Stéphane Soumier aime l’innovation. Mais pas partout. Par exemple, Stéphane Soumier n’aime pas le fact-checking. Ni les Décodeurs. Il le dit, souvent. Sur son blog, sur Twitter, et même à la télévision.

J’ai commis l’erreur d’accepter un débat avec Stéphane Soumier, à Medias le Mag sur France 5. Pas sur le fact-checking, mais sur le fait de vérifier les propos des journalistes. Du moins était-ce le prétexte. En réalité, on a eu droit au procès en règle du fact-checking.

Je ne suis pas un grand familier des plateaux télévisés, contrairement à lui. Je ne sais pas réagir en direct comme il le faudrait. J’ai donc dû, un peu interloqué, supporter de me faire traiter de “fossoyeur du journalisme”. Je suis resté poli, souriant, j’ai essayé d’expliquer.

Depuis longtemps, nous laissons M. Soumier mener sa croisade contre nous, sans réagir. Vieille règle de l’internet : ne nourrissons pas le troll. Cette fois encore, j’ai laissé faire. Après tout, la meilleure preuve de ce qu’on fait, elle est dans nos articles. Et on ne peut pas plaire à tout le monde.

Mais tout de même, ce “fossoyeur du journalisme”, je l’ai gardé en travers de la gorge. Et puis, lundi matin, de retour de vacances, voilà que Stéphane Soumier en remet une couche. Une de plus. Cette fois c’est une interview. Et cette fois, on confine au ridicule. Alors on va faire une exception. Et répondre.

Cher Stéphane,

Après la télévision, après le blog, après les tweets, voilà que tu continues à nous attaquer, cette fois dans une interview.

Ne me fais pas dire ce que je ne ne m’apprête pas à écrire : nous critiquer est ton droit, bien entendu. Nous n’avons jamais prétendu être irréprochables, ni représenter la forme définitive et ultime du journalisme. Nous insulter, par contre, j’apprécie moins.

Alors je vais finalement prendre la peine d’expliquer, une fois pour toutes. Stéphane, cher confrère, je vais me permettre de te fact-checker un peu, puisqu’on ne sait faire que cela, nous autres les fossoyeurs en culottes courtes.

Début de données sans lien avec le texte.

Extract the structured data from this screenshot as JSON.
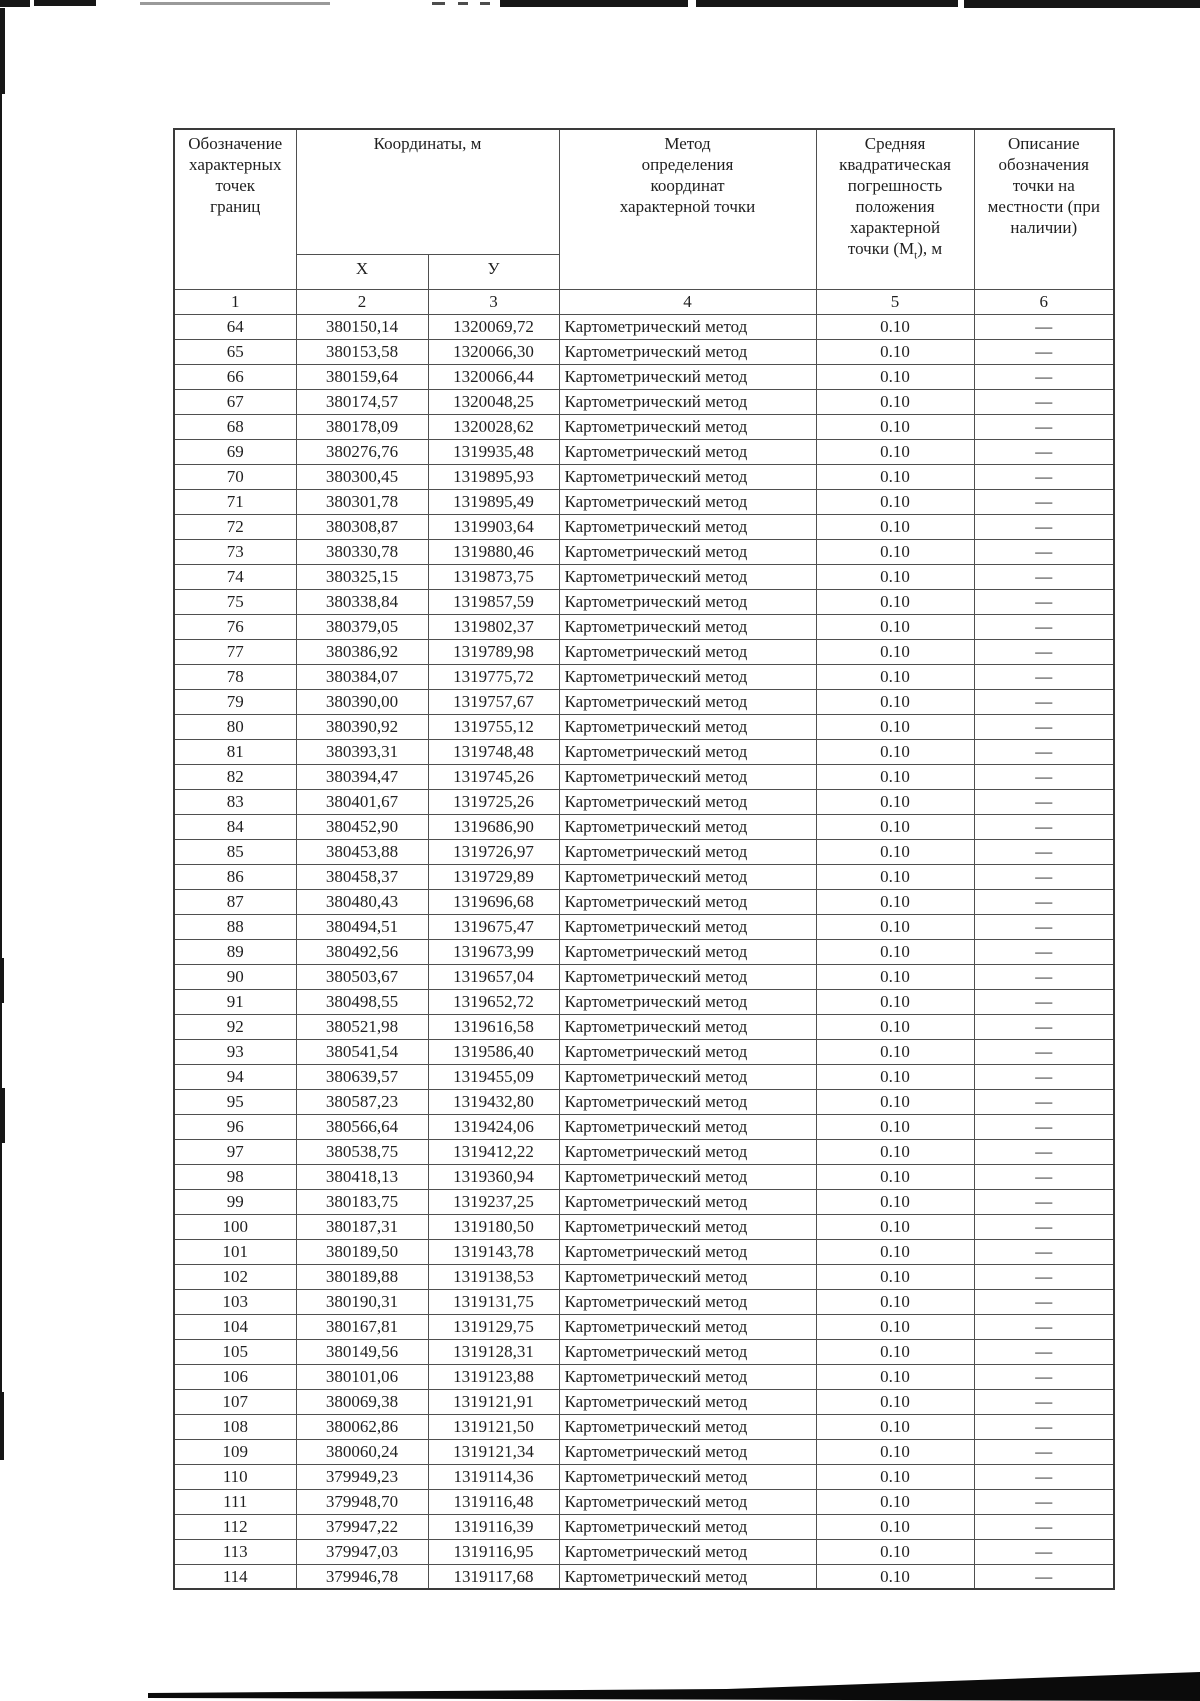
{
  "page": {
    "background": "#ffffff",
    "text_color": "#1f1f1f",
    "border_color": "#4f4f4f"
  },
  "table": {
    "header": {
      "col1_lines": [
        "Обозначение",
        "характерных",
        "точек",
        "границ"
      ],
      "coords_title": "Координаты, м",
      "sub_x": "X",
      "sub_y": "У",
      "col4_lines": [
        "Метод",
        "определения",
        "координат",
        "характерной точки"
      ],
      "col5_lines": [
        "Средняя",
        "квадратическая",
        "погрешность",
        "положения",
        "характерной"
      ],
      "col5_last_prefix": "точки (М",
      "col5_sub": "t",
      "col5_last_suffix": "), м",
      "col6_lines": [
        "Описание",
        "обозначения",
        "точки на",
        "местности (при",
        "наличии)"
      ],
      "numbers": [
        "1",
        "2",
        "3",
        "4",
        "5",
        "6"
      ]
    },
    "method": "Картометрический метод",
    "error": "0.10",
    "desc": "—",
    "rows": [
      [
        "64",
        "380150,14",
        "1320069,72"
      ],
      [
        "65",
        "380153,58",
        "1320066,30"
      ],
      [
        "66",
        "380159,64",
        "1320066,44"
      ],
      [
        "67",
        "380174,57",
        "1320048,25"
      ],
      [
        "68",
        "380178,09",
        "1320028,62"
      ],
      [
        "69",
        "380276,76",
        "1319935,48"
      ],
      [
        "70",
        "380300,45",
        "1319895,93"
      ],
      [
        "71",
        "380301,78",
        "1319895,49"
      ],
      [
        "72",
        "380308,87",
        "1319903,64"
      ],
      [
        "73",
        "380330,78",
        "1319880,46"
      ],
      [
        "74",
        "380325,15",
        "1319873,75"
      ],
      [
        "75",
        "380338,84",
        "1319857,59"
      ],
      [
        "76",
        "380379,05",
        "1319802,37"
      ],
      [
        "77",
        "380386,92",
        "1319789,98"
      ],
      [
        "78",
        "380384,07",
        "1319775,72"
      ],
      [
        "79",
        "380390,00",
        "1319757,67"
      ],
      [
        "80",
        "380390,92",
        "1319755,12"
      ],
      [
        "81",
        "380393,31",
        "1319748,48"
      ],
      [
        "82",
        "380394,47",
        "1319745,26"
      ],
      [
        "83",
        "380401,67",
        "1319725,26"
      ],
      [
        "84",
        "380452,90",
        "1319686,90"
      ],
      [
        "85",
        "380453,88",
        "1319726,97"
      ],
      [
        "86",
        "380458,37",
        "1319729,89"
      ],
      [
        "87",
        "380480,43",
        "1319696,68"
      ],
      [
        "88",
        "380494,51",
        "1319675,47"
      ],
      [
        "89",
        "380492,56",
        "1319673,99"
      ],
      [
        "90",
        "380503,67",
        "1319657,04"
      ],
      [
        "91",
        "380498,55",
        "1319652,72"
      ],
      [
        "92",
        "380521,98",
        "1319616,58"
      ],
      [
        "93",
        "380541,54",
        "1319586,40"
      ],
      [
        "94",
        "380639,57",
        "1319455,09"
      ],
      [
        "95",
        "380587,23",
        "1319432,80"
      ],
      [
        "96",
        "380566,64",
        "1319424,06"
      ],
      [
        "97",
        "380538,75",
        "1319412,22"
      ],
      [
        "98",
        "380418,13",
        "1319360,94"
      ],
      [
        "99",
        "380183,75",
        "1319237,25"
      ],
      [
        "100",
        "380187,31",
        "1319180,50"
      ],
      [
        "101",
        "380189,50",
        "1319143,78"
      ],
      [
        "102",
        "380189,88",
        "1319138,53"
      ],
      [
        "103",
        "380190,31",
        "1319131,75"
      ],
      [
        "104",
        "380167,81",
        "1319129,75"
      ],
      [
        "105",
        "380149,56",
        "1319128,31"
      ],
      [
        "106",
        "380101,06",
        "1319123,88"
      ],
      [
        "107",
        "380069,38",
        "1319121,91"
      ],
      [
        "108",
        "380062,86",
        "1319121,50"
      ],
      [
        "109",
        "380060,24",
        "1319121,34"
      ],
      [
        "110",
        "379949,23",
        "1319114,36"
      ],
      [
        "111",
        "379948,70",
        "1319116,48"
      ],
      [
        "112",
        "379947,22",
        "1319116,39"
      ],
      [
        "113",
        "379947,03",
        "1319116,95"
      ],
      [
        "114",
        "379946,78",
        "1319117,68"
      ]
    ]
  }
}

1. Le “data-checking”, ça n’existe pas

Première phrase, premier “facepalm”, comme disent les jeunes de l’internet qui enterrent le métier. Tu dis :

“Il faut bien faire la différence entre ce que l’on va appeler fact checking et data checking. Je n’ai aucun problème avec le fact checking, c’est-à-dire savoir si Nicolas Sarkozy était bien devant le mur de Berlin quand il est tombé. Là, évidement le journaliste peut apporter une réponse claire en enquêtant. Alors que le data checking pose souci. La remise en cause systématique de l’ensemble des chiffres ou des données statistiques qui sont apportés dans le débat public est compliquée”.

Le “data checking” ? Voilà une innovation majeure. Personnellement, je connais le fact-checking, vérification des faits, et son histoire : dans la presse américaine des lointaines années 60, on demandait à une tierce personne de vérifier les affirmations et citations recueillies par un journaliste pour son article. A la faveur des campagnes présidentielles américaines, dès Reagan, mais surtout à partir des années 2000, la logique a été étendue aux propos des candidats, puis des politiques.

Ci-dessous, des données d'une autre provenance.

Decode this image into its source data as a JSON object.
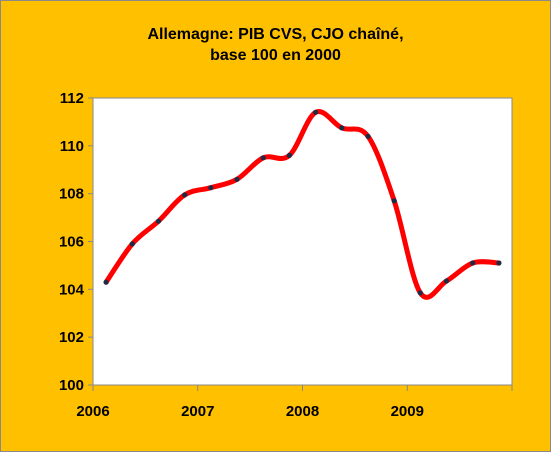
{
  "chart_data": {
    "type": "line",
    "title_lines": [
      "Allemagne: PIB  CVS, CJO chaîné,",
      "base 100 en 2000"
    ],
    "xlabel": "",
    "ylabel": "",
    "xlim": [
      2006,
      2010
    ],
    "ylim": [
      100,
      112
    ],
    "x_ticks": [
      2006,
      2007,
      2008,
      2009
    ],
    "x_tick_labels": [
      "2006",
      "2007",
      "2008",
      "2009"
    ],
    "y_ticks": [
      100,
      102,
      104,
      106,
      108,
      110,
      112
    ],
    "y_tick_labels": [
      "100",
      "102",
      "104",
      "106",
      "108",
      "110",
      "112"
    ],
    "grid": false,
    "legend": "none",
    "colors": {
      "background": "#ffc000",
      "plot_area": "#ffffff",
      "line": "#ff0000",
      "marker": "#1f2a44"
    },
    "series": [
      {
        "x": [
          2006.125,
          2006.375,
          2006.625,
          2006.875,
          2007.125,
          2007.375,
          2007.625,
          2007.875,
          2008.125,
          2008.375,
          2008.625,
          2008.875,
          2009.125,
          2009.375,
          2009.625,
          2009.875
        ],
        "values": [
          104.3,
          105.9,
          106.85,
          107.95,
          108.25,
          108.6,
          109.5,
          109.6,
          111.4,
          110.75,
          110.4,
          107.7,
          103.85,
          104.35,
          105.1,
          105.1
        ]
      }
    ]
  }
}
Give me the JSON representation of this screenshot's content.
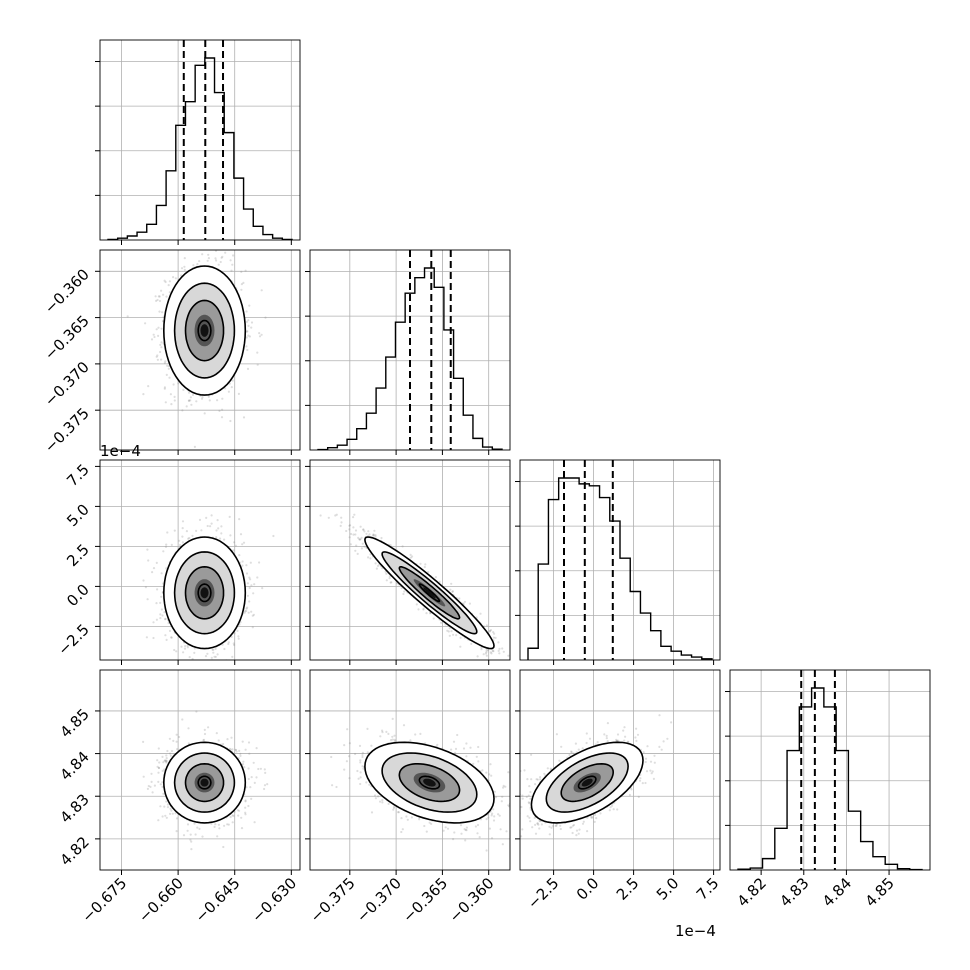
{
  "chart_data": {
    "type": "corner",
    "grid": true,
    "colors": {
      "line": "#000000",
      "grid": "#b0b0b0",
      "points": "#8a8a8a",
      "density_max": "#000000"
    },
    "parameters": [
      {
        "ticks": [
          "−0.675",
          "−0.660",
          "−0.645",
          "−0.630"
        ],
        "tick_values": [
          -0.675,
          -0.66,
          -0.645,
          -0.63
        ],
        "range": [
          -0.6807,
          -0.6277
        ],
        "offset_label": ""
      },
      {
        "ticks": [
          "−0.360",
          "−0.365",
          "−0.370",
          "−0.375",
          "−0.375",
          "−0.370",
          "−0.365",
          "−0.360"
        ],
        "tick_values": [
          -0.375,
          -0.37,
          -0.365,
          -0.36
        ],
        "tick_text": [
          "−0.375",
          "−0.370",
          "−0.365",
          "−0.360"
        ],
        "range": [
          -0.3793,
          -0.3577
        ],
        "offset_label": ""
      },
      {
        "tick_text": [
          "−2.5",
          "0.0",
          "2.5",
          "5.0",
          "7.5"
        ],
        "tick_values": [
          -2.5,
          0.0,
          2.5,
          5.0,
          7.5
        ],
        "range": [
          -4.6,
          7.9
        ],
        "offset_label": "1e−4"
      },
      {
        "tick_text": [
          "4.82",
          "4.83",
          "4.84",
          "4.85"
        ],
        "tick_values": [
          4.82,
          4.83,
          4.84,
          4.85
        ],
        "range": [
          4.8127,
          4.8596
        ],
        "offset_label": ""
      }
    ],
    "histograms": [
      {
        "counts": [
          0.3,
          1.0,
          2.2,
          4.3,
          8.6,
          19.0,
          38.0,
          63.0,
          76.0,
          96.0,
          100.0,
          81.0,
          59.0,
          34.0,
          17.0,
          7.5,
          3.0,
          1.0,
          0.3
        ],
        "quantile_lines": [
          -0.6585,
          -0.6528,
          -0.6481
        ]
      },
      {
        "counts": [
          0.2,
          1.2,
          2.5,
          5.5,
          11.0,
          19.0,
          32.0,
          48.0,
          66.0,
          81.0,
          89.0,
          94.0,
          84.0,
          62.0,
          37.0,
          18.0,
          6.0,
          1.5,
          0.4
        ],
        "quantile_lines": [
          -0.3685,
          -0.3662,
          -0.3641
        ]
      },
      {
        "counts": [
          6.0,
          49.0,
          82.0,
          93.0,
          93.0,
          90.0,
          89.0,
          83.0,
          71.0,
          52.0,
          35.0,
          24.0,
          15.0,
          7.0,
          4.5,
          2.5,
          1.5,
          0.6
        ],
        "quantile_lines": [
          -1.85,
          -0.55,
          1.2
        ]
      },
      {
        "counts": [
          0.4,
          1.0,
          6.0,
          22.0,
          63.0,
          86.0,
          96.0,
          86.0,
          63.0,
          31.0,
          15.0,
          7.0,
          3.0,
          0.7,
          0.2
        ],
        "quantile_lines": [
          4.8294,
          4.8326,
          4.8373
        ]
      }
    ],
    "pairs": [
      {
        "row": 1,
        "col": 0,
        "mean": [
          -0.653,
          -0.3664
        ],
        "sd": [
          0.0048,
          0.0031
        ],
        "corr": 0.0
      },
      {
        "row": 2,
        "col": 0,
        "mean": [
          -0.653,
          -0.4
        ],
        "sd": [
          0.0048,
          1.55
        ],
        "corr": 0.0
      },
      {
        "row": 2,
        "col": 1,
        "mean": [
          -0.3664,
          -0.4
        ],
        "sd": [
          0.0031,
          1.55
        ],
        "corr": -0.95
      },
      {
        "row": 3,
        "col": 0,
        "mean": [
          -0.653,
          4.8332
        ],
        "sd": [
          0.0048,
          0.0042
        ],
        "corr": 0.0
      },
      {
        "row": 3,
        "col": 1,
        "mean": [
          -0.3664,
          4.8332
        ],
        "sd": [
          0.0031,
          0.0042
        ],
        "corr": -0.4
      },
      {
        "row": 3,
        "col": 2,
        "mean": [
          -0.4,
          4.8332
        ],
        "sd": [
          1.55,
          0.0042
        ],
        "corr": 0.55
      }
    ]
  }
}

Je te conseille cette étude qui relate assez bien l’histoire de cette pratique.

Le fact-checking est arrivé en France avec la rubrique Désintox de Libération en 2007. Depuis, il s’est assez largement répandu, notamment chez nous, aux Décodeurs, depuis 2009, avec comme premier moment de gloire le fameux coup du Mur de Berlin de Sarkozy. Même toi, tu accueilles — pas de gaité de coeur, je suppose—un chroniqueur, Jean-Charles Simon, qui fait du fact-checking.

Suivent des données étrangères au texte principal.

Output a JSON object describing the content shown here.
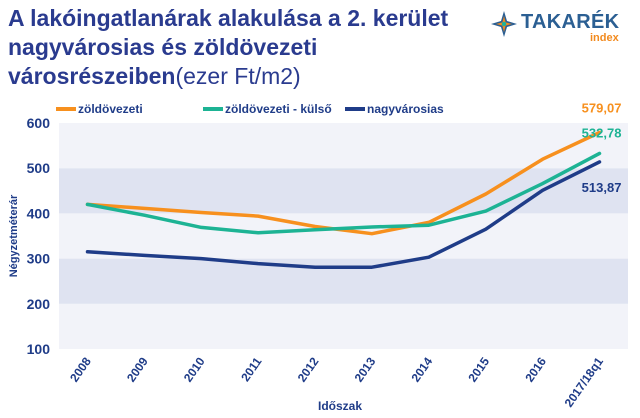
{
  "header": {
    "title": "A lakóingatlanárak alakulása a 2. kerület nagyvárosias és zöldövezeti városrészeiben",
    "title_unit": "(ezer Ft/m2)"
  },
  "logo": {
    "brand": "TAKARÉK",
    "sub": "index",
    "mark_icon": "takarek-star-icon",
    "colors": {
      "blue": "#2b5f93",
      "orange": "#f28a1e",
      "teal": "#1fb39a"
    }
  },
  "chart_data": {
    "type": "line",
    "xlabel": "Időszak",
    "ylabel": "Négyzetméterár",
    "ylim": [
      100,
      600
    ],
    "yticks": [
      100,
      200,
      300,
      400,
      500,
      600
    ],
    "categories": [
      "2008",
      "2009",
      "2010",
      "2011",
      "2012",
      "2013",
      "2014",
      "2015",
      "2016",
      "2017/18q1"
    ],
    "grid": "alternating horizontal bands",
    "legend_position": "top",
    "series": [
      {
        "name": "zöldövezeti",
        "color": "#f7901e",
        "values": [
          420,
          411,
          402,
          394,
          371,
          355,
          380,
          443,
          520,
          579.07
        ],
        "end_label": "579,07"
      },
      {
        "name": "zöldövezeti - külső",
        "color": "#1db394",
        "values": [
          420,
          396,
          369,
          357,
          364,
          370,
          374,
          405,
          466,
          532.78
        ],
        "end_label": "532,78"
      },
      {
        "name": "nagyvárosias",
        "color": "#1f3c88",
        "values": [
          315,
          307,
          300,
          289,
          281,
          281,
          303,
          365,
          451,
          513.87
        ],
        "end_label": "513,87"
      }
    ]
  }
}
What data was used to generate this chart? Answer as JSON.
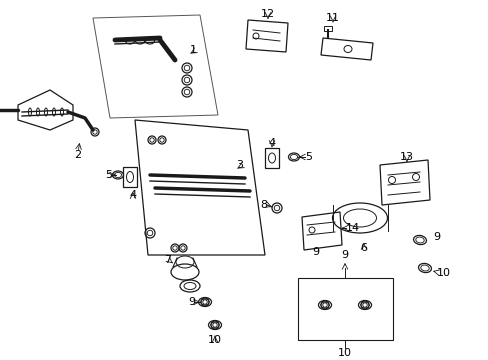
{
  "bg_color": "#ffffff",
  "lc": "#1a1a1a",
  "lw": 0.9,
  "figsize": [
    4.89,
    3.6
  ],
  "dpi": 100
}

Le datajournalisme aussi, je connais. Il s’agit d’utiliser des données et leur représentation graphique au service de l’investigation, du journalisme. Par exemple ici, ou .

Mais le “data checking”, ça j’avoue que je découvre. En cherchant sur Google (j’en suis désolé, Stéphane, je me sers de cet outil, je sais que j’aurais sans doute dû aller interroger des gens dans un bar, sur le terrain, à l’ancienne), je trouve une méthode de validation de données ou un outil de psychologie du travail.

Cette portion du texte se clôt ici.